The high dimensionality of datapoints often constitutes an obstacle to efficient computations. This chapter investigates three workarounds that replace the datapoints by some substitutes selected in a lower dimensional set. The first workaround is principal component analysis, where the lower dimensional set is a linear space spanned by the top singular vectors of the data matrix. The second workaround is a Johnson–Lindenstrauss projection, where the lower dimensional set is a random linear space. The third workaround is locally linear embedding, where the lower dimensional set is not chosen as a linear space anymore.
This chapter studies binary classification from a non-statistical viewpoint. For data that are linearly separable, the perceptron algorithm is presented first. It is followed by an optimization program, known as the hard support vector machine (SVM), consisting in maximizing the margin. For data that are not exactly linearly separable, this optimization program is relaxed into soft SVM. Finally, for data that are linearly separable only after applying a feature map, the representer theorem is used to validate the so-called kernel trick.

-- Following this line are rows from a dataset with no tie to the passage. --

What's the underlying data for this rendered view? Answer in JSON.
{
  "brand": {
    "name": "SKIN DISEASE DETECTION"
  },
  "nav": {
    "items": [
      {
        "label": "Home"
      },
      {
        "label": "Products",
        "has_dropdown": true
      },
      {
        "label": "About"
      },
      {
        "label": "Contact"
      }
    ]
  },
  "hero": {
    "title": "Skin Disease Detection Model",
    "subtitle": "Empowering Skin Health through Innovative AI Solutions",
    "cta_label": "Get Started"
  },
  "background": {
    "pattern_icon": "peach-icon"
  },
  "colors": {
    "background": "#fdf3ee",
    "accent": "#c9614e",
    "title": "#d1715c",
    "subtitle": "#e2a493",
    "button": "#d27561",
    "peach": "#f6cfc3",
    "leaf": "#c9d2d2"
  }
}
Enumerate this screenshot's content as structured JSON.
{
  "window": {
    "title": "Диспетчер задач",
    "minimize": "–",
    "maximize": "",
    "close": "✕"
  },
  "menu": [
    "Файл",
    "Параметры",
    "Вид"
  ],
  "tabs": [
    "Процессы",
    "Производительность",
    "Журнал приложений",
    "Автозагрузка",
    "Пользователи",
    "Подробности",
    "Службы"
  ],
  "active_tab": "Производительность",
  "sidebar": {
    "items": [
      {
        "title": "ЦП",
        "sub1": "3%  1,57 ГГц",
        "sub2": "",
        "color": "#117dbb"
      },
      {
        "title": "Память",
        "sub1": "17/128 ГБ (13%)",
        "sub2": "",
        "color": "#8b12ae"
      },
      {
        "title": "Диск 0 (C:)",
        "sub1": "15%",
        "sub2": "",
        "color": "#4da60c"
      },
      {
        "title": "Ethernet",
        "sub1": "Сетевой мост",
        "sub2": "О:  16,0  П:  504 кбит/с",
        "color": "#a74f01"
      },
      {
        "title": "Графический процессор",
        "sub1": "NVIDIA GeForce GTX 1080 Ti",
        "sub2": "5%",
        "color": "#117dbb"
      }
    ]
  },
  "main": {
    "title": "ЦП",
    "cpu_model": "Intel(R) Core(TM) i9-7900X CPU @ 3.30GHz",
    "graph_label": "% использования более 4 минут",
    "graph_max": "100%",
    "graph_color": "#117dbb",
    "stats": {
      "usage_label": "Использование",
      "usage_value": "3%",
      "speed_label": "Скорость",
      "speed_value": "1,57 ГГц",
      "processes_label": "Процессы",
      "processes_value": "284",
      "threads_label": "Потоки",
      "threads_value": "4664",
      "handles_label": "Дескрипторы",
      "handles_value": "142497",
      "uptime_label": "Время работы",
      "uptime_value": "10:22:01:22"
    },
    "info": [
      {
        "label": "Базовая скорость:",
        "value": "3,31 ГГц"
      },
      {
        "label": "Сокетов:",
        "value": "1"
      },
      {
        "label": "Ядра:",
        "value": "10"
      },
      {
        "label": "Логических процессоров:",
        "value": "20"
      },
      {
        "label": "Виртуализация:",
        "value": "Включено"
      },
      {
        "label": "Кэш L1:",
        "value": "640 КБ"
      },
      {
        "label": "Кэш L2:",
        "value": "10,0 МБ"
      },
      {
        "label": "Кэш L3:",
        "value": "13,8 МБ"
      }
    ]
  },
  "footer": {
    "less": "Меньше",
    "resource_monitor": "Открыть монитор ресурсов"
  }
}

This chapter corroborates the empirical belief in the superiority of deep networks over shallow ones. It does so by highlighting three situations where a clear advantage can be demonstrated. First, using depth two, there are activation functions turning neural networks into universal approximators even when restricting the width. Second, depth overcomes the limitation that shallow ReLU networks cannot generate compactly supported functions. Third, the approximation rate of Lipschitz functions by deep ReLU networks is better than that of shallow ones.
This chapter considers the unsupervised learning task known as clustering, which consists in grouping unlabeled datapoints based on some similarity information. The single-linkage algorithm is examined first. Then, the Lloyd algorithm is presented to illustrate the center-based clustering strategy. Finally, the problem of detecting two communities via spectral clustering is analyzed under the stochastic block model.
This chapter starts by introducing the key concepts attached to neural networks, such as architecture, weights, biases, and activation function. It proceeds with the specific choice of the rectified linear unit (ReLU) as activation function. In this case, neural networks generate continuous piecewise linear (CPwL) functions. It is then shown that, in the univariate setting, any CPwL function can generated by a shallow ReLU network. This is no longer true in the multivariate setting, for which it is nonetheless shown that any CPwL function can generated by a deep ReLU network.
This chapter touches on some aspects related to the training of neural networks. First, a method called backpropagation is presented as a way to efficiently compute gradients in descent algorithms when deep networks are used. Next, the chapterconsiders shallow networks in the overparametrized regime, and it is proved that the empirical-risk landscape, despite its nonconvexity, features no strict local minimizers. Finally, convolutional neural networks are briefly mentioned.